A Comms Planner’s Guide to Influencing Others

Danielle Montalbano
Comms Planning
Published in
3 min readSep 27, 2016

In 1936 Dale Carnegie penned what would be the start of the ‘self-help’ category, How to Win Friends and Influence People. While we may be well beyond the idea of winning friends, influencing people is as relevant today as it was 80 years ago, and of particular importance in the role of comms planning.

The comms planner sits at the intersection of agency disciplines (planning & creative), agency partners (creative, media, PR) and client groups (brand, media, corporate.) While the comms planner is responsible for the ecosystem of the creative work, they also play a pivotal role in an ecosystem of relationships whose proper functioning is critical to the creation of that creative work.

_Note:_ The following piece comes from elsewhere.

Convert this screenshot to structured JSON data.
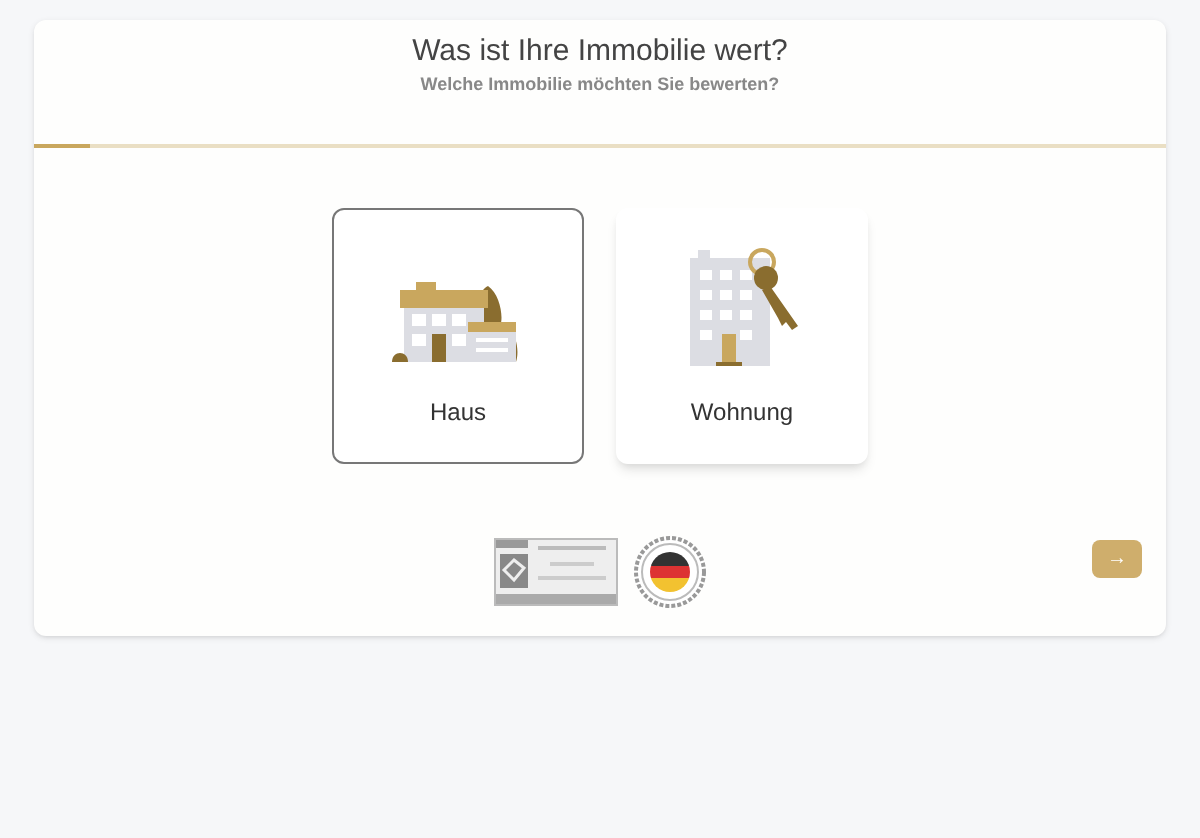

As we know, successful integration isn’t automatic. If it was easy everyone would be doing it and we wouldn’t have an entire discipline devoted to it. While our actual work product — communication frameworks, blueprints, and ecosystems — are essential in creating integrated campaigns — real success lies in our ability to lead through influence.

And influence must be earned.

“Tell me more”

Everything starts with listening. For one thing, people like it when you listen to them. It shows you care. It also provides an opportunity to ask “why” and it’s in the “why” that the true problem we are trying to solve for is uncovered.

Listen to your clients, not only their business objectives, but also their personal metrics. Everyone has a boss to please. What is happening within your client’s world often has a direct impact on yours, and understanding those nuances will give you greater flexibility in your planning. Listen to your partner agencies. Different agencies often report to different clients within the organization and may be receiving different direction. Understanding their needs, as well as the needs of the clients they report to, will help you work together to build an integrated plan that can delivers against multiple objectives. Listen to your creative teams. Seek them out and ask how have you been most valuable to them? What more could they use? What are their biggest frustrations overall and how can you as a comms planner help make them more successful?

By demonstrating that not only have you listened but also heard, and have a true understanding of varied needs, the more influence you will have when you want to introduce new or challenging thinking.

“What do you think?”

Ask for feedback, and really want it.

We can get so lost in selling in our own position that we sacrifice the benefit that other strategic and creative minds may bring to the table. For the most part we all work with a lot of smart people, and as the saying goes, two heads are better than one. Personally, I love when my thinking is challenged because the dialogue it produces inevitably makes the idea or approach better. And there is no law that says you have to incorporate the feedback. In initiating the request you lead by example and encourage others to do the same thus normalizing a process of constructive critique and discussion.

“That sounds great”

Be a lover not a hater.

Be a champion of other agencies ideas, thinking and the ultimate value of their expertise. Don’t diminish your credibility by claiming bad work is good, but look for the nuggets to champion — it may just be a single line in a deck or a font choice in a banner but by championing others thinking you prove your commitment to true integrated planning and partnership. In championing the ideas of others, and demonstrating your lack of bias, you also earn the right to constructively critique and have influence over the work.

You may be thinking, “Isn’t this all just basic manners?” Yes, probably, but it works — in business, and in life. You may even win some friends.